The script does suffer from what feels like “second-screen syndrome”—the assumption that audiences will be half-watching while scrolling their phones. This leads to excessive exposition, repeated information, and dialogue that tells us what we’re already seeing. 

Pacing becomes an issue in the third act, where the film overstays its welcome by 20-30 minutes. I couldn’t help but think there was a tight, fun 80-90-minute PG-13 comedy somewhere in this 2-hour film.

M3gan sporting a new look in M3GAN 2.0
M3gan sporting a new look in M3GAN 2.0 from Universal Pictures.
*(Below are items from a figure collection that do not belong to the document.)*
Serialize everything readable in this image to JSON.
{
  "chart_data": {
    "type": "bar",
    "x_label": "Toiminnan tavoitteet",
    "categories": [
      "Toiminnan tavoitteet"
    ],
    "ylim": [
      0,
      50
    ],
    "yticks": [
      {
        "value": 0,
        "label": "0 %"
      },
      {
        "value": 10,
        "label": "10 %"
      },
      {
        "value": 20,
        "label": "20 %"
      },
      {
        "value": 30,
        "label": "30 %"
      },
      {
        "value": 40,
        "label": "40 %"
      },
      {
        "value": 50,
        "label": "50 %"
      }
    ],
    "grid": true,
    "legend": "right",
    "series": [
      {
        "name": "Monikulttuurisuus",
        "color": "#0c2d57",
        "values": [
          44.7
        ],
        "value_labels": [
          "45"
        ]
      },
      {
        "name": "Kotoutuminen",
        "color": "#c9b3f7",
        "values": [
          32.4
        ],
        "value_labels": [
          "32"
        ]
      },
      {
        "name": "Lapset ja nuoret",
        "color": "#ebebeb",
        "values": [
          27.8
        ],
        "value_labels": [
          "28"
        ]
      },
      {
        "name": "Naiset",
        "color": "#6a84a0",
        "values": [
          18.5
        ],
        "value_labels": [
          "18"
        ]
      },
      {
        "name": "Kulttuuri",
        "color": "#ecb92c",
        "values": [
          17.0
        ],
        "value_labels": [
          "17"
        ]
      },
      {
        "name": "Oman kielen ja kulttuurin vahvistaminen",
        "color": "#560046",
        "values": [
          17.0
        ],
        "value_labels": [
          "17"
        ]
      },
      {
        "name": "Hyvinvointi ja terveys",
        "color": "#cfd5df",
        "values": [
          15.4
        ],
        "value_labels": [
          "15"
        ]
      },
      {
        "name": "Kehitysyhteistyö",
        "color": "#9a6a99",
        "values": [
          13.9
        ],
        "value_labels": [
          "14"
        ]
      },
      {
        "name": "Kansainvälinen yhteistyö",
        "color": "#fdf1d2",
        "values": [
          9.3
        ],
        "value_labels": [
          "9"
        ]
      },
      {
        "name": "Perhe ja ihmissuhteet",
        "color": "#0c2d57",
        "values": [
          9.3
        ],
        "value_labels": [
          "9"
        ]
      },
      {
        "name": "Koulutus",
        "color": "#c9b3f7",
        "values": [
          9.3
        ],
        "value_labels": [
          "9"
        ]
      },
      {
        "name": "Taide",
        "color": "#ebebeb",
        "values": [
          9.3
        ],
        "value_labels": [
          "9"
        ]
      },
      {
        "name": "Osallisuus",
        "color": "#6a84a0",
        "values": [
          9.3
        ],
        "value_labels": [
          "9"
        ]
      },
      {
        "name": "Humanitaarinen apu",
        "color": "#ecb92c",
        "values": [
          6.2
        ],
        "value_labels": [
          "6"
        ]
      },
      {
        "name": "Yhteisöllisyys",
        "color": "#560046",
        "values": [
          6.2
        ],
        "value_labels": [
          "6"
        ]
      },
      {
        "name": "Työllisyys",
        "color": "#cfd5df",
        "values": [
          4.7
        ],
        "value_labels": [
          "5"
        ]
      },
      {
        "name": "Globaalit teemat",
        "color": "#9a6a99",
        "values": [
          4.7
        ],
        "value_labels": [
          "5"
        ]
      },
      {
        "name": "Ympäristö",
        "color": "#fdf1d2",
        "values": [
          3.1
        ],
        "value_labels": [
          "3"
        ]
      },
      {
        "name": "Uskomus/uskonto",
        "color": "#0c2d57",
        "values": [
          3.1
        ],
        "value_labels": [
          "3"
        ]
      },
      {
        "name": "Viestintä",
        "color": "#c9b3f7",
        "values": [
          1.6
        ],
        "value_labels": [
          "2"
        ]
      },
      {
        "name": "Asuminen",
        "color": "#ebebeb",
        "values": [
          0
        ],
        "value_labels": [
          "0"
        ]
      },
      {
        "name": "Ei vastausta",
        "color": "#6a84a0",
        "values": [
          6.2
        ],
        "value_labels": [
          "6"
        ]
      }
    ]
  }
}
Much like the first movie, the PG-13 rating is where the movie stumbles, and M3GAN 2.0 can be a bit confused about tone. Fans who embraced the first film as meme-worthy camp will likely find this sequel too safe and basic. Meanwhile, viewers who wanted the original to push horror boundaries beyond its family-friendly rating will be disappointed by this action-over-horror turn. 

The result feels like a movie designed for young teenagers during summer vacation—which, given its release timing, seems to be exactly the target audience.

M3GAN 2.0 works best when it stops trying to be anything other than a self-aware comedy about killer robots and tech industry satire. When it commits to this vision, it achieves genuine laughs and clever social commentary. Unfortunately, these moments seem to be scattered throughout a film that often falls back on generic plot points and a safer storyline.